Ho fiducia che quando arriverò davanti al Volto del Signore e non avrò molto da dire - cosa potrei dire di me? - coloro che mi hanno preceduta, quelle che sono già morte e quelle che vivono, attraverso la loro vita e la loro esistenza diranno una parola per me, perché la mia vita è in loro.



La vita della comunità

La caratteristica della nostra vita è il nostro stare ritte davanti al Signore Dio nella liturgia, non ponendo niente prima di Cristo. La liturgia è una delle componenti più importanti, più belle e più ricche della nostra vita.

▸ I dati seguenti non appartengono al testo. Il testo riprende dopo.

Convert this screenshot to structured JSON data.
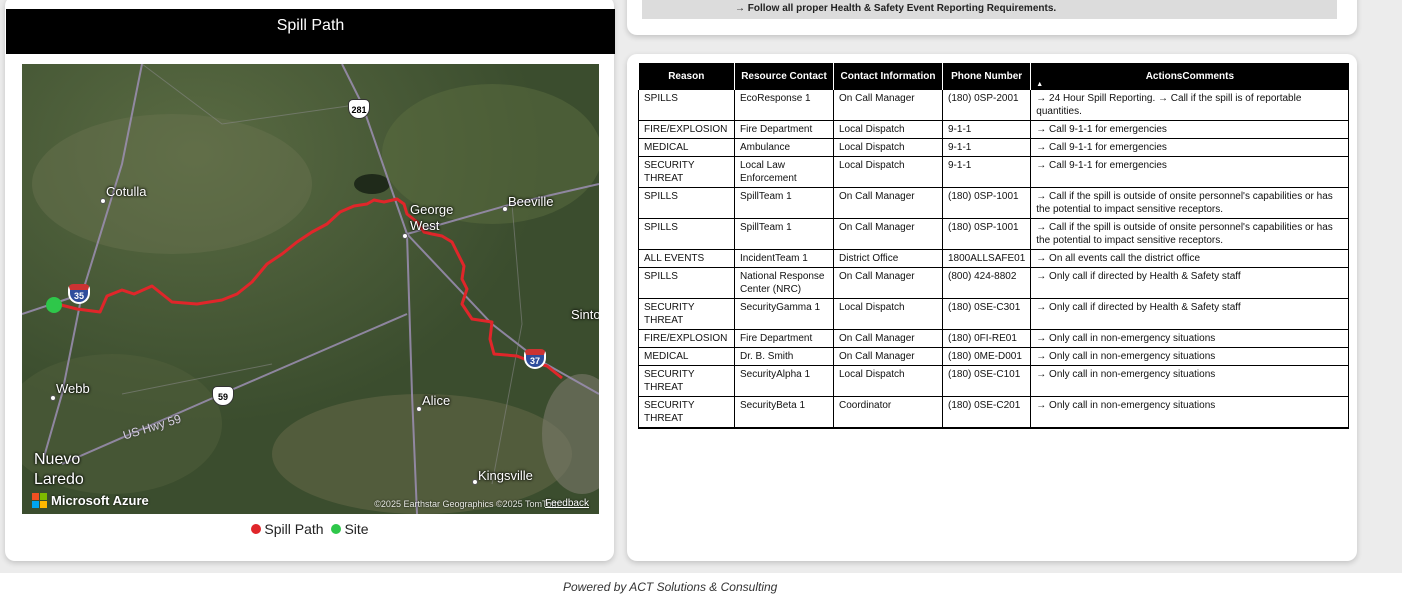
{
  "map_card": {
    "title": "Spill Path",
    "map": {
      "cities": {
        "cotulla": "Cotulla",
        "george_west": "George\nWest",
        "beeville": "Beeville",
        "webb": "Webb",
        "alice": "Alice",
        "nuevo_laredo": "Nuevo\nLaredo",
        "kingsville": "Kingsville",
        "sinton": "Sinto"
      },
      "highway_label": "US Hwy 59",
      "shields": {
        "i35": "35",
        "us281": "281",
        "us59": "59"
      },
      "brand": "Microsoft Azure",
      "attribution": "©2025 Earthstar Geographics ©2025 TomTom",
      "feedback": "Feedback"
    },
    "legend": [
      {
        "label": "Spill Path",
        "color": "#e0262a"
      },
      {
        "label": "Site",
        "color": "#2ec74a"
      }
    ]
  },
  "requirement_note": "→ Follow all proper Health & Safety Event Reporting Requirements.",
  "table": {
    "headers": [
      "Reason",
      "Resource Contact",
      "Contact Information",
      "Phone Number",
      "ActionsComments"
    ],
    "sort_indicator": "▲",
    "rows": [
      [
        "SPILLS",
        "EcoResponse 1",
        "On Call Manager",
        "(180) 0SP-2001",
        "→ 24 Hour Spill Reporting. → Call if the spill is of reportable quantities."
      ],
      [
        "FIRE/EXPLOSION",
        "Fire Department",
        "Local Dispatch",
        "9-1-1",
        "→ Call 9-1-1 for emergencies"
      ],
      [
        "MEDICAL",
        "Ambulance",
        "Local Dispatch",
        "9-1-1",
        "→ Call 9-1-1 for emergencies"
      ],
      [
        "SECURITY THREAT",
        "Local Law Enforcement",
        "Local Dispatch",
        "9-1-1",
        "→ Call 9-1-1 for emergencies"
      ],
      [
        "SPILLS",
        "SpillTeam 1",
        "On Call Manager",
        "(180) 0SP-1001",
        "→ Call if the spill is outside of onsite personnel's capabilities or has the potential to impact sensitive receptors."
      ],
      [
        "SPILLS",
        "SpillTeam 1",
        "On Call Manager",
        "(180) 0SP-1001",
        "→ Call if the spill is outside of onsite personnel's capabilities or has the potential to impact sensitive receptors."
      ],
      [
        "ALL EVENTS",
        "IncidentTeam 1",
        "District Office",
        "1800ALLSAFE01",
        "→ On all events call the district office"
      ],
      [
        "SPILLS",
        "National Response Center (NRC)",
        "On Call Manager",
        "(800) 424-8802",
        "→ Only call if directed by Health & Safety staff"
      ],
      [
        "SECURITY THREAT",
        "SecurityGamma 1",
        "Local Dispatch",
        "(180) 0SE-C301",
        "→ Only call if directed by Health & Safety staff"
      ],
      [
        "FIRE/EXPLOSION",
        "Fire Department",
        "On Call Manager",
        "(180) 0FI-RE01",
        "→ Only call in non-emergency situations"
      ],
      [
        "MEDICAL",
        "Dr. B. Smith",
        "On Call Manager",
        "(180) 0ME-D001",
        "→ Only call in non-emergency situations"
      ],
      [
        "SECURITY THREAT",
        "SecurityAlpha 1",
        "Local Dispatch",
        "(180) 0SE-C101",
        "→ Only call in non-emergency situations"
      ],
      [
        "SECURITY THREAT",
        "SecurityBeta 1",
        "Coordinator",
        "(180) 0SE-C201",
        "→ Only call in non-emergency situations"
      ]
    ]
  },
  "footer": "Powered by ACT Solutions & Consulting"
}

Un altro aspetto è la testimonianza del Signore, vivere della sua vita, testimoniarla e offrire la sua bontà agli uomini. Questi due aspetti fanno un tutto. Si tratta del doppio volto che genera una tensione continua - una volta Dio, un’altra volta gli uomini sono posti in primo piano. Questo esige una correzione fraterna continua affinché niente venga anteposto all’amore di Cristo. Non vi è nulla di più importante dell’amore, come dice San Paolo.
E’ la missione monastica: vivere Dio davanti agli uomini. Portarlo per loro, con loro, essere la loro bocca. Rendere semplicemente testimonianza agli uomini dell’esistenza di Dio. Non con le parole ma attraverso la nostra vita, con la nostra vita, poco importa come.